Adverse reactions considered related to beti-cel were uncommon and consisted primarily of infusion-related reactions (abdominal pain, hot flush, dyspnea, tachycardia and non-cardiac chest pain) and cytopenias (thrombocytopenia, leukopenia and neutropenia). Pain in extremity shortly after treatment was also documented. One of these adverse events (AE) was a serious adverse event (SAE) of thrombocytopenia considered possibly related to beti-cel.

The majority of AEs and SAEs unrelated to beti-cel were consistent with the known side effects of HSC collection and bone marrow ablation with busulfan (including several SAEs of veno-occlusive disease). The Phase 3 Northstar-2 (HGB-207) and Northstar-3 (HGB-212) studies evaluating beti-cel are ongoing; enrollment is complete, and all patients have been treated. bluebird bio is also conducting a long-term follow-up study, LTF-303, to monitor safety and efficacy for people who have participated in bluebird bio-sponsored beti-cel clinical studies through 15 years, post treatment with beti-cel.

A biologics license application (BLA) for beti-cel has been submitted to the FDA.

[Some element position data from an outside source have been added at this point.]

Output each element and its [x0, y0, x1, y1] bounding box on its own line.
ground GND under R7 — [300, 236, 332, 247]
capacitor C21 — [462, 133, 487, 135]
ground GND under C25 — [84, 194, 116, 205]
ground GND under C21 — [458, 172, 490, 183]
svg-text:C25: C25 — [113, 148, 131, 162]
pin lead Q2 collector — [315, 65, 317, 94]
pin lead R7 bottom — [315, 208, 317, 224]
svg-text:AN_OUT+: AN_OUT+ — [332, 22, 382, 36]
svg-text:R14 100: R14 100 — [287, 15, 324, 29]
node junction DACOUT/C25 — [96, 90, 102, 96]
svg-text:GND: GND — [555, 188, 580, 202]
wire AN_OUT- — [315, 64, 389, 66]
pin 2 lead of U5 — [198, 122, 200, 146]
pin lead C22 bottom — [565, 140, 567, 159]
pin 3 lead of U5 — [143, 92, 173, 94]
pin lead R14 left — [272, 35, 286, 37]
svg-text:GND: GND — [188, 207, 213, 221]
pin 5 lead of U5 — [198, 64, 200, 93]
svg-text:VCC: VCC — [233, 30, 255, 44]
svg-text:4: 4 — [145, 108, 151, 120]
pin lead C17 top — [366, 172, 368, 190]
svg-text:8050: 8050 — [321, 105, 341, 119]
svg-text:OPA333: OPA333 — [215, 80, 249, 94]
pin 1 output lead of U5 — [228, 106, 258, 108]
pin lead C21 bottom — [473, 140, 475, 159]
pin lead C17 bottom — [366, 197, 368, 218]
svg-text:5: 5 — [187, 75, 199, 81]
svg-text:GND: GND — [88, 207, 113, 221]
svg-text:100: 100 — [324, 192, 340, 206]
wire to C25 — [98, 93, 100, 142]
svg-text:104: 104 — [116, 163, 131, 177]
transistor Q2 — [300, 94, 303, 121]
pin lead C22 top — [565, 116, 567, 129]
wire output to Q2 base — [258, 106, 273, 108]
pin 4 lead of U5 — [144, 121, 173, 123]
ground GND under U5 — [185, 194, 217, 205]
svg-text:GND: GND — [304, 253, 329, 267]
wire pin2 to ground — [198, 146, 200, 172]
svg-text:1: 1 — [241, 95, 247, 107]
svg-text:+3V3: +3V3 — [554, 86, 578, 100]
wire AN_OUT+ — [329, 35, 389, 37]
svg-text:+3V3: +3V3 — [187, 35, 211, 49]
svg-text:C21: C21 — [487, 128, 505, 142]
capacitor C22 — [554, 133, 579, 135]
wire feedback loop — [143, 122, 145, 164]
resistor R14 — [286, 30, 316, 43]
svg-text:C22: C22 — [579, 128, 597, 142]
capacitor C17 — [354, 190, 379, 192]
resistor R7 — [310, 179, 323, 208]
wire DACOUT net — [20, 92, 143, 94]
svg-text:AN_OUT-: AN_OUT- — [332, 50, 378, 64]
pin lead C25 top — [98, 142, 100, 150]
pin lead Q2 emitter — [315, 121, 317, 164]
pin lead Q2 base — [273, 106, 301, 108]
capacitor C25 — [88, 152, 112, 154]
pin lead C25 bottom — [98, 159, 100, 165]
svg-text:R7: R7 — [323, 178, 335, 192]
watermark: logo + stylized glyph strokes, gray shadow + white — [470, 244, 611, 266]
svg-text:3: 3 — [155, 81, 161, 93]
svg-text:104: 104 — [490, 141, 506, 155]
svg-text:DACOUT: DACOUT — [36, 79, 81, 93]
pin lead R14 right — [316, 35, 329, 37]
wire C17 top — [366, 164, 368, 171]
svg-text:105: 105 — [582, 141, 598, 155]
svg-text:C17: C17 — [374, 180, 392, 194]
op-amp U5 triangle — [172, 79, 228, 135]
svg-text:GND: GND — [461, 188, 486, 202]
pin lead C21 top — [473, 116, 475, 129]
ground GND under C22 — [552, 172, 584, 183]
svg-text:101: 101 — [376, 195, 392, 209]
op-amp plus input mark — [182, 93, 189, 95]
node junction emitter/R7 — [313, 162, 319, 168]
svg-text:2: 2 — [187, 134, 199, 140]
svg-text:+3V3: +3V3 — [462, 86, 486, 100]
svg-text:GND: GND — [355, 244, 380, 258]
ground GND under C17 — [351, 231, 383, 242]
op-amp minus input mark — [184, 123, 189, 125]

About LentiGlobin for sickle cell disease (bb1111)
LentiGlobin gene therapy for sickle cell disease (bb1111) is an investigational one-time treatment being studied for sickle cell disease, that is designed to add functional copies of a modified form of the β-globin gene (βA-T87Q-globin gene) into a patient’s own hematopoietic (blood) stem cells (HSCs). Once patients have the βA-T87Q-globin gene, their red blood cells can produce anti-sickling hemoglobin (HbAT87Q) that decreases the proportion of HbS, with the goal of reducing sickled red blood cells, hemolysis and other complications. bluebird bio’s clinical development program for LentiGlobin for sickle cell disease includes the completed Phase 1/2 HGB-205 and ongoing Phase 1/2 HGB-206 and Phase 3 HGB-210 studies. bluebird bio is also conducting a long-term safety and efficacy follow-up study (LTF-307) for people who have participated in bluebird bio sponsored clinical studies of LentiGlobin for sickle cell disease.

As of February 17, 2021, a total of 49 patients have been treated with LentiGlobin for SCD, with up to 6 years of patient follow-up, in the HGB-205 (n=3), HGB-206 (n=44) and HGB-210 (n=2) clinical studies. The HGB-206 total includes: Group A (n=7), B (n=2) and C (n=35), representing progressive adaptations to the treatment and manufacturing processes. In the Group C cohort of the Phase 1/2 HGB-206 study of LentiGlobin for sickle cell disease, no severe vaso-occlusive events (VOEs) were reported with up to 24 months of follow-up in patients with a history of at least four severe VOEs and at least six months of follow-up.

The safety data profile remains generally consistent with the risks of autologous stem cell transplantation and myeloablative single-agent busulfan conditioning, as well as underlying SCD.

In the Group C cohort of the HGB-206 study, one patient with underlying cardiopulmonary disease and SCD-related complications died 20 months post-treatment; the treating physician and an independent monitoring committee agreed his death was unlikely related to LentiGlobin for SCD.

In the initial cohort (Group A) of the HGB-206 study, two patients treated with LentiGlobin for SCD developed acute myeloid leukemia (AML). After thorough investigations into the cases, bluebird bio determined that these were unlikely related to the insertion of bluebird’s lentiviral vector (LVV) gene therapy for SCD.

For more information on LentiGlobin for SCD studies, visit: View Source or clinicaltrials.gov.

The FDA has granted orphan drug designation, fast track designation, regenerative medicine advanced therapy (RMAT) designation and rare pediatric disease designation for LentiGlobin for sickle cell disease.

LentiGlobin for sickle cell disease is investigational and has not been approved in any geography.